A Family Trust is a legally binding Estate Planning tool that’s set up to financially protect and benefit you and your family. Like other Trusts, a Family Trust might be able to help you avoid probate, delay, or reduce taxes and protect your assets. I’m always wanting to offer information for my clients on wealth management, family financial planning and success. There are many reasons to set up a family trust, including:
Property transferred to the trust is no longer owned by the settlor (or the beneficiaries) and therefore should not be subject to claims from future creditors, provided certain conditions are met at the time of settlement. With creditor protection in place, the settlor may decide to undertake a higher-risk occupation or venture with no risk over the trust assets.
Protecting Against Relationship Property Claims
If you gift assets to your children during your lifetime, these assets may become available to their partners under relationship property laws should their relationship end. By placing these assets in a trust instead of directly in the name of your children, your children can continue to receive the benefit of those assets without the assets forming part of their personal property and therefore not subject to claims from partners.

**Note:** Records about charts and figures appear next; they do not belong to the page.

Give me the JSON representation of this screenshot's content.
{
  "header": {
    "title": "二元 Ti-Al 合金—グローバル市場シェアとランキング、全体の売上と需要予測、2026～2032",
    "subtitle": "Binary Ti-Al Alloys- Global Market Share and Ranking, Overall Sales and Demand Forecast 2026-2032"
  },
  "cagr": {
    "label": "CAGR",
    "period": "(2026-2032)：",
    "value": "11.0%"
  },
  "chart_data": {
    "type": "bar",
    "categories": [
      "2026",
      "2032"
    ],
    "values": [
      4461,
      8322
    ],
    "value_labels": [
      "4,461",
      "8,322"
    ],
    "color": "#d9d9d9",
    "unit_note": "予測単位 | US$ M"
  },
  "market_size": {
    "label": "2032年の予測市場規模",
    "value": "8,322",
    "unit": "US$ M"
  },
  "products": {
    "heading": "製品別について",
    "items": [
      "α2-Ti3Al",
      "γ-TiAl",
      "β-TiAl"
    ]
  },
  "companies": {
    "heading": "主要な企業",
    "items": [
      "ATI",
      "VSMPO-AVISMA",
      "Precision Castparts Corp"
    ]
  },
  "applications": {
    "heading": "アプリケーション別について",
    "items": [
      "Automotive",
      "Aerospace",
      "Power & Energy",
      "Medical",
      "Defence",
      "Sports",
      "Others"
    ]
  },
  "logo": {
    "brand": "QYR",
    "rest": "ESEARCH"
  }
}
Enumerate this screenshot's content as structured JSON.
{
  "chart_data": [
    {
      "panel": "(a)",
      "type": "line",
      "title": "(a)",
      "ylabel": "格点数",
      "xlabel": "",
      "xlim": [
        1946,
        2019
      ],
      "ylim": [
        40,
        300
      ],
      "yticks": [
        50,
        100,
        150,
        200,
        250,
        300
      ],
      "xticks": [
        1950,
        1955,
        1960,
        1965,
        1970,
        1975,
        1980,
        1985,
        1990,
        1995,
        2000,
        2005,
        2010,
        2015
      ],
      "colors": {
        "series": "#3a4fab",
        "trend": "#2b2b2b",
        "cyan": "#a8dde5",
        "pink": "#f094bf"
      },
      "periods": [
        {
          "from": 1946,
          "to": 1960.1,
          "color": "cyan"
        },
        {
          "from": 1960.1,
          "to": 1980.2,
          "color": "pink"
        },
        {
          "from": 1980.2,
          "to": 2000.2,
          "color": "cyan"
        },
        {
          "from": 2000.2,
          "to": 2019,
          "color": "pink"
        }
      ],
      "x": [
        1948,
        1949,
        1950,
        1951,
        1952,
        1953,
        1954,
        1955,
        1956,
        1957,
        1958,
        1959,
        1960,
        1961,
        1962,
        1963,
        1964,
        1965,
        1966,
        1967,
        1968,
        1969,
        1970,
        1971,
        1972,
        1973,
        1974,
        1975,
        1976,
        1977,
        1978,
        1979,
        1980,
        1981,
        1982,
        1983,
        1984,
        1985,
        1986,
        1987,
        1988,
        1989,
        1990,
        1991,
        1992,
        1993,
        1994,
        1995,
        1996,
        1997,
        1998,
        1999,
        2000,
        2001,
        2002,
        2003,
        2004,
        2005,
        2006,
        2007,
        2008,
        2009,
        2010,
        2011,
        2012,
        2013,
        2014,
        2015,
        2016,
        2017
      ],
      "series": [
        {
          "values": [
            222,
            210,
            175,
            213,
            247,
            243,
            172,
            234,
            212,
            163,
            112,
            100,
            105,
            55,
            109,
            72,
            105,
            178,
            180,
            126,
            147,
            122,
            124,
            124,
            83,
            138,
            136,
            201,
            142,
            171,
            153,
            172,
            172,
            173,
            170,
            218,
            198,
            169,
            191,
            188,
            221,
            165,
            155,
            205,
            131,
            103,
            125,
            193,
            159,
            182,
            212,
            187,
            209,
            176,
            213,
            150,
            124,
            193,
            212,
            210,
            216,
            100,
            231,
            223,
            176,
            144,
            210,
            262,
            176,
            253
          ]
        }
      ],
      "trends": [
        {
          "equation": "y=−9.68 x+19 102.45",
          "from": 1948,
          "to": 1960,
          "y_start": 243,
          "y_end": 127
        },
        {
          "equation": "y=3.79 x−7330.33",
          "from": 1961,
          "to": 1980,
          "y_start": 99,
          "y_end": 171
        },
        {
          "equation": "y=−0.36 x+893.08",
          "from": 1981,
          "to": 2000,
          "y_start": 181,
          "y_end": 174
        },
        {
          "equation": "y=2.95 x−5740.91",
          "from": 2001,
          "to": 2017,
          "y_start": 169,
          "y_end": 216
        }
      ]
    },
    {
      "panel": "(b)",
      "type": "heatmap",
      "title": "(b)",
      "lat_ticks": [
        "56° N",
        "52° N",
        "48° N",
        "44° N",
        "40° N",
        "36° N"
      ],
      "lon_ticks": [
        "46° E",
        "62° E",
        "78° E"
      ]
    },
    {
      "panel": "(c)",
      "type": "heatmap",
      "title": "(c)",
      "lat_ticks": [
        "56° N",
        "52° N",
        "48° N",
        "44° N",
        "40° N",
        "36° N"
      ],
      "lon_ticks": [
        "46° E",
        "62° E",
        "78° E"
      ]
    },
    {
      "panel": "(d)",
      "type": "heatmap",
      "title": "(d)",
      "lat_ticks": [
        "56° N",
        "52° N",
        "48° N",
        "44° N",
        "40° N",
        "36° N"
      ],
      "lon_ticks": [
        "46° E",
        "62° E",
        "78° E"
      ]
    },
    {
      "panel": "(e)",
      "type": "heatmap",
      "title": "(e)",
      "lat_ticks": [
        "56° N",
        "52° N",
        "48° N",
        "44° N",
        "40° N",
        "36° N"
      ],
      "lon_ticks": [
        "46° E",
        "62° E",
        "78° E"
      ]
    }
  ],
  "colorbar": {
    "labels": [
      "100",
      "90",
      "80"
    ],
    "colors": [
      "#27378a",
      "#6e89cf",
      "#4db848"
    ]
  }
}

Protecting Family with Illness or Special Needs
A family trust may be used to provide for children or other family members who require medical care or have special needs, or who are unable to manage their affairs through either age or infirmity. Provisions can be made in the trust to protect against other family members who may intend to assume control of the family assets for themselves, following the death of the settlor.
Protecting Against Spendthrift Beneficiaries
Trusts can provide for long-term protection of family assets where you have concerns about how certain family members manage their financial affairs.
Flexibility to React to Change in Law
Modern trust deeds usually include provisions that allow variation of the trusts to deal with changes in the law.
As mentioned above, subject to applicable bankruptcy and family law provisions, assets settled in a trust no longer form part of the settlor’s estate upon his or her death.
When developing your wealth planning objectives, you must first decide whether a trust is suitable to meet your objectives. Careful consideration should then be given to how the trust is established and how it will be managed going forward. Ultimately, the main focus is to protect your family and loved ones for their future. It is advised to sit down with a trusted attorney to ask all of your questions before you start creating your family trust.